The Sunday Times reported a £300m raid on workplace pensions recently. Immediate thoughts were this must be another article about final salary pension schemes, but on this occasion it wasn’t.
As final salary pension schemes dwindle more attention is being focused on its replacement – money purchase pension plans. The Sunday Times (15/09/13) was reporting on the costs of money purchase schemes and the impact costs have on your retirement fund. They were particularly focusing on the unfair higher charges paid up members (those that have stopped paying in) are forced to pay. According to Hymans Robertson it’s common for annual management charges to more than double from about 0.4% to 1% when an employee stops paying in. Where I believe a greater problem exists is when a former employee, perhaps someone who has moved jobs, leaves their pension with their old company and is hit by increased costs. Even today historic paid up pension plans can have higher charges than newer pension plans. But what does this mean in terms of a retirement pot at age 65?
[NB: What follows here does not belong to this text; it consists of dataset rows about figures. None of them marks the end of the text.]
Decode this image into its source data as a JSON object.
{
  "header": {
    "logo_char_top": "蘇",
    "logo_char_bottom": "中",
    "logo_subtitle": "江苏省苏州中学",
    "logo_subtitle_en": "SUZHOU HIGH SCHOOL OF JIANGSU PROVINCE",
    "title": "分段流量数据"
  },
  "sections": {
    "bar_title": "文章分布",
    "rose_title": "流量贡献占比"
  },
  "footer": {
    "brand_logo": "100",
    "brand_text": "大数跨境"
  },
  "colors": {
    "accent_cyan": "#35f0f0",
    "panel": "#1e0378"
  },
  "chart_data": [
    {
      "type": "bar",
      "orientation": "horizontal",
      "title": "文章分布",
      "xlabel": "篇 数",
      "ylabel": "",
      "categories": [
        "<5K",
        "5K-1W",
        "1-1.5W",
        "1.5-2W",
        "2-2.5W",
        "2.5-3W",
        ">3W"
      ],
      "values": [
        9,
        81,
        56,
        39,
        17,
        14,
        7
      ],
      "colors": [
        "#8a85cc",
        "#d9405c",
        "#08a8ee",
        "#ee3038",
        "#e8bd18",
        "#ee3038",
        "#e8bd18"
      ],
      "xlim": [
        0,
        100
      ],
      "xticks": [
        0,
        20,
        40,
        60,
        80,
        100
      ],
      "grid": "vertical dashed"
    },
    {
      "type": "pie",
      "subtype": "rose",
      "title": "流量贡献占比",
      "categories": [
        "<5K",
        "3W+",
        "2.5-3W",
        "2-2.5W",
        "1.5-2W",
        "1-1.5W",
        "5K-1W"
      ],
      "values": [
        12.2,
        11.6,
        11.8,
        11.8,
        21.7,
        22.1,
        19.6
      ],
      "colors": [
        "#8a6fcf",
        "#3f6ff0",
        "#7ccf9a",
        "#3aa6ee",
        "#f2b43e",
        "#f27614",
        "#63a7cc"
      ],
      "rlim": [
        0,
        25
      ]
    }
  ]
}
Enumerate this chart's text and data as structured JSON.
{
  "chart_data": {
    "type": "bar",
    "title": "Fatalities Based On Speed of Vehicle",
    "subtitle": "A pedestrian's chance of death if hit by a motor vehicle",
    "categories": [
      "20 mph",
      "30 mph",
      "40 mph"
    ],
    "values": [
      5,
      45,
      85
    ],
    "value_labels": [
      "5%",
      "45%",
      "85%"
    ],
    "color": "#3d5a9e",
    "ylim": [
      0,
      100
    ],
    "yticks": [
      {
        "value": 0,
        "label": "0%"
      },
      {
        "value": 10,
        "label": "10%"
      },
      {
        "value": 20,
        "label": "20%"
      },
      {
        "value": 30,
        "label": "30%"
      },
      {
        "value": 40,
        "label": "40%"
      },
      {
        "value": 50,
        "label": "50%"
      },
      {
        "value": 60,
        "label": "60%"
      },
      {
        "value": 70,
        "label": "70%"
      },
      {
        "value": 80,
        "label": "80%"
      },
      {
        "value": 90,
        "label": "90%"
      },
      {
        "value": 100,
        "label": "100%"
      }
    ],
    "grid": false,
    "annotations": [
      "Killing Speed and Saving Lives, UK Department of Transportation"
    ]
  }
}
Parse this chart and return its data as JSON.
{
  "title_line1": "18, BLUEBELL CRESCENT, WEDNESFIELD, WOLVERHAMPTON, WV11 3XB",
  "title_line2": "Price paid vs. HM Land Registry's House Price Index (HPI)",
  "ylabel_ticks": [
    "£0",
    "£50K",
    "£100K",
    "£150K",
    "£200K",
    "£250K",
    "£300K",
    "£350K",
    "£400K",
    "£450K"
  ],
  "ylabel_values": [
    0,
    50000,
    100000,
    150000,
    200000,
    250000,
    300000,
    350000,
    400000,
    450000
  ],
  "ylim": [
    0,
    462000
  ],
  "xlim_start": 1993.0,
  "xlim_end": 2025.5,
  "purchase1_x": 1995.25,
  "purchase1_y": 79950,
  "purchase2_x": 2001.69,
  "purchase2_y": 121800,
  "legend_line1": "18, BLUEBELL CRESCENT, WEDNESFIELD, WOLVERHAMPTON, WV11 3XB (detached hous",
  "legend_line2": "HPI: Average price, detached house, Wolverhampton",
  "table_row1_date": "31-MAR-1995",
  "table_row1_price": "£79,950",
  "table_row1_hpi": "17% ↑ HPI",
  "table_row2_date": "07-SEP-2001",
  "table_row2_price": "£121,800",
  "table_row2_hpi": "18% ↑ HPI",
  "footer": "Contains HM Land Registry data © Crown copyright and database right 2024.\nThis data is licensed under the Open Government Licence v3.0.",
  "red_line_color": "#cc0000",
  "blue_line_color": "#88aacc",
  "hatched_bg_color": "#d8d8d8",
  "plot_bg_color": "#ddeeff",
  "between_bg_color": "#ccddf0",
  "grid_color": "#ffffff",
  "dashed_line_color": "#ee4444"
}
Hymans’ research analysed the impact of a 0.6% additional charge on a pension pot of £35,000 – the average saved in a workplace scheme. It calculated someone who stays in their job (or retains a lower charges by transferring) picks up a 30% higher pension. Over 30 years the £35,000 pension pot grows to £99,130 whereas the leaver picks up £76,893. This will cut from £6,100 to £4,730 the annuity bought at 65.
The damage escalates along with the amount of savings. A £100,000 pension pot would be worth only £219,694 at retirement, rather than £283,230, cutting the available pension by £3,910 from £17,420 to £13,510.